The foundation showcases a collection of Oriental Art and Modern Art.


It is located on a former missile base in the midst of the Lower Rhine countryside. Designed by Japanese architect and PritzkerPrize winner Tadao Ando, creating an intense connection between interior and exterior space.

Site area: 120,220 square meters Building area: 1,860 square meters Completed: 2004

Tadao Ando

PANAROMIC EXTERIOR VIEW

Visitors enter through a cut-out in the semicircular concrete wall, opening up the view to the glass, steel and concrete building.

A path, bordered by a row of cherry trees, guide visitors around the pond to the entrance on the longitudinal side of the building.

The glass envelope, supported by steel girders, protects the perimeter around the 76 meter long, 10.8 meter wide and 6 meter high concrete core.

Reflections in the glass skin and in the water of the shallow pond dissolve borders and communicate an impression of weightlessness.

The ticket office and museum shop break through the concrete core and connect with the northern side of the glass envelope, where the border between inside and outside can be experienced along its entire length. The polished concrete floor is inlaid with turquoise illuminated strips.

The building is composed of two architecturally distinct complexes: a long concrete structure within a glass envelope and, at a 45 degree angle, two parallel concrete wings buried six meters deep in the earth and protruding only 3.45 meters above it.

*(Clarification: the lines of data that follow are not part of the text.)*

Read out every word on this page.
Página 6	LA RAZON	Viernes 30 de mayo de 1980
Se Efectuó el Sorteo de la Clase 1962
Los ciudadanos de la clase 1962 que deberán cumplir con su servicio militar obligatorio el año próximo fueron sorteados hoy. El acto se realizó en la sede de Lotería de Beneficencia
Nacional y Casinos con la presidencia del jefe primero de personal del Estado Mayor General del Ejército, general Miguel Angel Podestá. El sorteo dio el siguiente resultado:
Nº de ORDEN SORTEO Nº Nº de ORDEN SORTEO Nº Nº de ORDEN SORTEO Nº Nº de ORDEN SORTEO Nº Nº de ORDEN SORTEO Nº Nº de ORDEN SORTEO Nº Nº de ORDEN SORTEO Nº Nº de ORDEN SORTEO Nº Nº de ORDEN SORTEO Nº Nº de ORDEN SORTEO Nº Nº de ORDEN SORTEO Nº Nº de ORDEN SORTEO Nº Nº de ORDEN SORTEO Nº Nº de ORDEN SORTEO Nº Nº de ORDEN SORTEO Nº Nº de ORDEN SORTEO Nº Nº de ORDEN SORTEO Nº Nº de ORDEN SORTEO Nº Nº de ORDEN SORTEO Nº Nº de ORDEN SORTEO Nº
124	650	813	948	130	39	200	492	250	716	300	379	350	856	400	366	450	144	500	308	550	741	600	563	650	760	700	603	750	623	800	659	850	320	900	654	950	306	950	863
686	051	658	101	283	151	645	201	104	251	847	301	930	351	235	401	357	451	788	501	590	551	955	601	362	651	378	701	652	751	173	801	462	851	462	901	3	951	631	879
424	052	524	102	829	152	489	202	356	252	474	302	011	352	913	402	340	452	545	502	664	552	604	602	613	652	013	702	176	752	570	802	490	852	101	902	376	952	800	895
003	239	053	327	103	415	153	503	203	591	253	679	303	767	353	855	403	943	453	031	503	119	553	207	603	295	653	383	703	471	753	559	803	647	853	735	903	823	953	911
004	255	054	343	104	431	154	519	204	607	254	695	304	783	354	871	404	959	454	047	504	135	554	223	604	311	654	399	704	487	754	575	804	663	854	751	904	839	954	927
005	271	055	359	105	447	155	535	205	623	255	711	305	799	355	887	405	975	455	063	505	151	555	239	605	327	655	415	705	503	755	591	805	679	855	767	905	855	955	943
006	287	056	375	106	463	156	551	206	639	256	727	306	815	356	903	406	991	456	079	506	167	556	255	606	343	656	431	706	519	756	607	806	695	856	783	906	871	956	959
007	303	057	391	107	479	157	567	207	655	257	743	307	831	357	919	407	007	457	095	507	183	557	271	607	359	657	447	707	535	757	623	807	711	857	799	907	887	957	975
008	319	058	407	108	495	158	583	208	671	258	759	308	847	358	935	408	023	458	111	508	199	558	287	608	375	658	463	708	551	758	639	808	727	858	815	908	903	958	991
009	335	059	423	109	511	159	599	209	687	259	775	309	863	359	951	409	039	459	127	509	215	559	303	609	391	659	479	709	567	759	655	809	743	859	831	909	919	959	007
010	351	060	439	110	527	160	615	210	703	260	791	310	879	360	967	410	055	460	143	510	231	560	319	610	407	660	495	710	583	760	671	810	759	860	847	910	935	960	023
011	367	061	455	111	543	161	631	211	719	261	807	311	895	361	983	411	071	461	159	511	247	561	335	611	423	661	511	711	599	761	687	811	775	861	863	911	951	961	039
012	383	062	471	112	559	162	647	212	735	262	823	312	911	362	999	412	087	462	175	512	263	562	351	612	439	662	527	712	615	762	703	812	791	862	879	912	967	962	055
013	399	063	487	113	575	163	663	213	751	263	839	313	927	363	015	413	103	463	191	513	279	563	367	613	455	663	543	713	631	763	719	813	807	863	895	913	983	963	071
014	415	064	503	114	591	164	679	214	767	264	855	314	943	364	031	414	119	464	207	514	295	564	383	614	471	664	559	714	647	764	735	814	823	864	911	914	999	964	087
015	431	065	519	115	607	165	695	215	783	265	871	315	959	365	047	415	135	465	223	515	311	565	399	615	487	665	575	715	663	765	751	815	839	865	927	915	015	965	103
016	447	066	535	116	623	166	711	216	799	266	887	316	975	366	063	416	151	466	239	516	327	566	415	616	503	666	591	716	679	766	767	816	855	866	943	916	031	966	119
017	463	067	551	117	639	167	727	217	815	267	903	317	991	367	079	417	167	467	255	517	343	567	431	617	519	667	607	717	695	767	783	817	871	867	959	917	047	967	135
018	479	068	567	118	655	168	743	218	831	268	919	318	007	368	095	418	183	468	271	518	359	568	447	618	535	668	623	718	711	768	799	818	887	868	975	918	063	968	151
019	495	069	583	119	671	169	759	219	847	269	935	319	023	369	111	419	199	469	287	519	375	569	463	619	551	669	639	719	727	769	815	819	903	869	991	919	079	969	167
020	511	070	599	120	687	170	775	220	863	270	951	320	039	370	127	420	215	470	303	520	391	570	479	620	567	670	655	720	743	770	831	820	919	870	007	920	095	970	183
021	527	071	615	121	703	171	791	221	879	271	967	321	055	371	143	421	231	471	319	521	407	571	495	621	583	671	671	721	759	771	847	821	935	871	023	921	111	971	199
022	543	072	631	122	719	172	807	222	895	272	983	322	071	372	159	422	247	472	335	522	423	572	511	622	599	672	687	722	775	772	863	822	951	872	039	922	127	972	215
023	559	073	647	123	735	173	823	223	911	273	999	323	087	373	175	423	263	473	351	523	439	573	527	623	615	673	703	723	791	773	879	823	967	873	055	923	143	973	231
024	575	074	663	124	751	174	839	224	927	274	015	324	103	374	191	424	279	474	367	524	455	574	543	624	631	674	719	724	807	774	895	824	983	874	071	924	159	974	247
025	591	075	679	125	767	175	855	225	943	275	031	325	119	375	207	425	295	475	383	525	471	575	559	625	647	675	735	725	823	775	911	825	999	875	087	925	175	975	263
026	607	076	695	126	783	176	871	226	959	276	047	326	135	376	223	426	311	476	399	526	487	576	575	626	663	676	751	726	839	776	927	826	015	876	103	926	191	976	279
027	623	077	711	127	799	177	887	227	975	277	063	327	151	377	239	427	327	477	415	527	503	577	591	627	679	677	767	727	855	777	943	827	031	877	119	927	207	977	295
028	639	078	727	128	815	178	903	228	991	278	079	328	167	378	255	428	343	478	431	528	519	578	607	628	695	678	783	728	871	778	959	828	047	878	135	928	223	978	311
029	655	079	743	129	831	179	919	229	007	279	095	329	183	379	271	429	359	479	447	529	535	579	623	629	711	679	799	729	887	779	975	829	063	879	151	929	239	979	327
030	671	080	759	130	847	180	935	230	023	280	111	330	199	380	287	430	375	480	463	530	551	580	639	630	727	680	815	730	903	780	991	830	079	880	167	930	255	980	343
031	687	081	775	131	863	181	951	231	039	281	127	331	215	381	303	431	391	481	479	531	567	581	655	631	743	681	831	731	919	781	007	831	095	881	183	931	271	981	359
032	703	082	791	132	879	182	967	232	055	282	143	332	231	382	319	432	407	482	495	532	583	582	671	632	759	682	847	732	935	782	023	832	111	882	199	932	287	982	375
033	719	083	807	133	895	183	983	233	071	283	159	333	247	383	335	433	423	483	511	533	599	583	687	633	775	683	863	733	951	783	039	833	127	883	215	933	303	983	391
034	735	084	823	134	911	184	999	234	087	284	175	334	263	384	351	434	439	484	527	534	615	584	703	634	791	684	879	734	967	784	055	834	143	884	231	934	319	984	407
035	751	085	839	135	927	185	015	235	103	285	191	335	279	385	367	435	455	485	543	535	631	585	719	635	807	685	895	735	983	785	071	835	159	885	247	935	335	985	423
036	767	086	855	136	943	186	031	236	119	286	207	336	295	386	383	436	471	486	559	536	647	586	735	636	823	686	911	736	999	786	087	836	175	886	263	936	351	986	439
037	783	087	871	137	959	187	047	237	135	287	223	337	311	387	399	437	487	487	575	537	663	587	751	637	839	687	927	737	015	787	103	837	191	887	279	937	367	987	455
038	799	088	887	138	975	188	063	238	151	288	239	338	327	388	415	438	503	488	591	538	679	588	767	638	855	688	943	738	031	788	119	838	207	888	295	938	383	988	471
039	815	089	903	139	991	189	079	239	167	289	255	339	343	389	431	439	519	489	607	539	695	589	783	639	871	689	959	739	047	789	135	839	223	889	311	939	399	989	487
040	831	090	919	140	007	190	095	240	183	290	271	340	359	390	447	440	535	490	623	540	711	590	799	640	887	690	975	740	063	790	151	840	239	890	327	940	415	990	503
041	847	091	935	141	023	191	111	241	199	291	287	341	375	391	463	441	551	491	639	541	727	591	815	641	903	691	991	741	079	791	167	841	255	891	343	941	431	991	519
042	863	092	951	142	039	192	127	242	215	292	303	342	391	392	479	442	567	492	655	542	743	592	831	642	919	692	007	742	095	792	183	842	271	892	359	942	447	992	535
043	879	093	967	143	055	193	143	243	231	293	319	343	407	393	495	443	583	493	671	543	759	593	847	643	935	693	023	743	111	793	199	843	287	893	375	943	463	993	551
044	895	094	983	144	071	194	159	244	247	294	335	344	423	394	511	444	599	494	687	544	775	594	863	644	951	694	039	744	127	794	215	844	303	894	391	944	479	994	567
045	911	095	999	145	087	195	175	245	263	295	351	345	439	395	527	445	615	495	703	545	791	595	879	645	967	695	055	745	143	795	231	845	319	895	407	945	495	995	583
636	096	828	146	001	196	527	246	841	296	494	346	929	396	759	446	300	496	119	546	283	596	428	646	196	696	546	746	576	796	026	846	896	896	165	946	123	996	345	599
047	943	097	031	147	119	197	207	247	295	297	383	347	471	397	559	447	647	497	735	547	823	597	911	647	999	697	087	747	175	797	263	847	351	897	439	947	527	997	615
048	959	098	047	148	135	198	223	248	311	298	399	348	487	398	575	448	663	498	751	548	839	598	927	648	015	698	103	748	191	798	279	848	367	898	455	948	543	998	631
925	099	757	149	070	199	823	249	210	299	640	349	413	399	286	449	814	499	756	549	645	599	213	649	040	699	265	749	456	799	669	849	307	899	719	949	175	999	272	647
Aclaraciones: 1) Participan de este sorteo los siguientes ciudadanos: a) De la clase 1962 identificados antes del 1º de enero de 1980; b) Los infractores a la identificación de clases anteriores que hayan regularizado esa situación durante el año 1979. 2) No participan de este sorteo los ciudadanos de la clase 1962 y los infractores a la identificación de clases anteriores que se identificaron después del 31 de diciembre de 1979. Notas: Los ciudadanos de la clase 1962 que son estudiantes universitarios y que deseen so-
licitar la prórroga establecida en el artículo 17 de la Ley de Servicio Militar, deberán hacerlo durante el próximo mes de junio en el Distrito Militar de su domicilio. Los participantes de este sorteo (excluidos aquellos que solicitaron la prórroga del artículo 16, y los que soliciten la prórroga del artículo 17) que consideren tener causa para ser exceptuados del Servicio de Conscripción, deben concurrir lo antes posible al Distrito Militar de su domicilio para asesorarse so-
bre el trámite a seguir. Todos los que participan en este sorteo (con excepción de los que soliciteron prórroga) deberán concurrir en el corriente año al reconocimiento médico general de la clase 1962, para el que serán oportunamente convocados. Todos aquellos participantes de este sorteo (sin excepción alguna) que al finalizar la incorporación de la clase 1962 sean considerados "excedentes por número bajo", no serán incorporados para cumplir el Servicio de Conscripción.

A grand stairway between the two wings of the building leads back to ground level.

The long and narrow (43 x 5.4 meters) exhibition room in the concrete core, reserved for the Langen Foundation Japanese collection, receives daylight through linear light rails worked into the ceiling.

On the south side of building, between the concrete core and the glass envelope, the pathway descends slightly toward the mezzanine overlooking the 8 meter tall exhibition wings containing the Modern I and Modern II galleries.

The two galleries, each 436 square meters, have identical dimensions but appear very different. In Modern I a concrete ramp takes up almost half of the space where as Modern II presents itself in pure size and monumentality. The two galleries receive daylight through central narrow skylights with adjustable slats.

The Langen Foundation is a masterpiece composed of lines and a fascinating interplay between inside and outside, art and nature, massiveness and lightness. It is a constructed place that is not only an envelope for art but also exhibits itself.